Mr President,I turn now to the substance of the proposed amendments. The Bill provides that oil industry industrial matters concerning the oil industry branch operators and their employers at the refineries to which I referred earlier will no longer come within the jurisdiction of the Australian Conciliation and Arbitration Commission. Instead these matters will be dealt with by the Industrial Commission of New South Wales. The Bill also provides for the concurrent operation of a prescribed New South Wales Act insofar as that Act makes provison for dealing with oil industry industrial matters and it provides for a Presidential Member of the Australia Conciliation and Arbitration Commission to be designated to perform functions, exercise powers and carry out duties under a prescribed New South Wales Act.
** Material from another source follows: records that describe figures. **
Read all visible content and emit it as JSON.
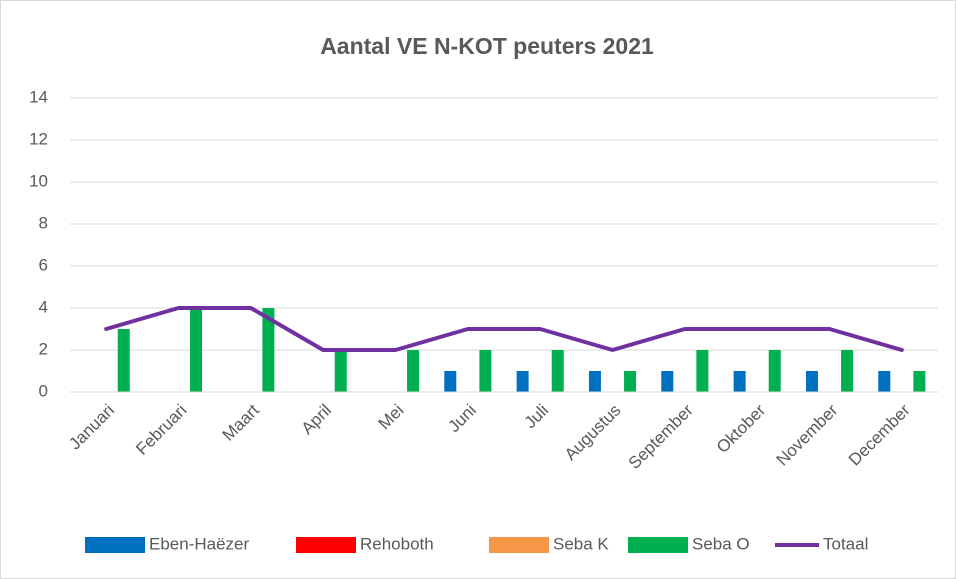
{
  "chart_data": {
    "type": "bar",
    "title": "Aantal VE N-KOT peuters 2021",
    "categories": [
      "Januari",
      "Februari",
      "Maart",
      "April",
      "Mei",
      "Juni",
      "Juli",
      "Augustus",
      "September",
      "Oktober",
      "November",
      "December"
    ],
    "series": [
      {
        "name": "Eben-Haëzer",
        "color": "#0070c0",
        "values": [
          0,
          0,
          0,
          0,
          0,
          1,
          1,
          1,
          1,
          1,
          1,
          1
        ]
      },
      {
        "name": "Rehoboth",
        "color": "#ff0000",
        "values": [
          0,
          0,
          0,
          0,
          0,
          0,
          0,
          0,
          0,
          0,
          0,
          0
        ]
      },
      {
        "name": "Seba K",
        "color": "#f79646",
        "values": [
          0,
          0,
          0,
          0,
          0,
          0,
          0,
          0,
          0,
          0,
          0,
          0
        ]
      },
      {
        "name": "Seba O",
        "color": "#00b050",
        "values": [
          3,
          4,
          4,
          2,
          2,
          2,
          2,
          1,
          2,
          2,
          2,
          1
        ]
      },
      {
        "name": "Totaal",
        "color": "#7030a0",
        "type": "line",
        "values": [
          3,
          4,
          4,
          2,
          2,
          3,
          3,
          2,
          3,
          3,
          3,
          2
        ]
      }
    ],
    "ylim": [
      0,
      14
    ],
    "yticks": [
      0,
      2,
      4,
      6,
      8,
      10,
      12,
      14
    ],
    "grid": true,
    "legend": "bottom"
  }
}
As part of the agreement between the two Governments, there is an understanding that, if either Government so wishes, there be a review after two years of the arrangements which are being established by the Commonwealth legislation and the complementary New South Wales legislation. This understanding is not embodied in the legislation but has been agreed verbally by Mr Hills and Mr Street, Minister for Industrial Relations, and is to be the subject of an exchange of letters between the two Governments. In summary, Mr President, it is as a result of a unique situation that the two Governments have agreed to the approach which is being taken. It is intended to deal with a specific problem within New South Wales and I stress that the Commonwealth Government remains committed to preserving the national approach to industrial relations in the oil industry. I commend the Bill to the Senate.

Debate (on motion by Senator Button) adjourned.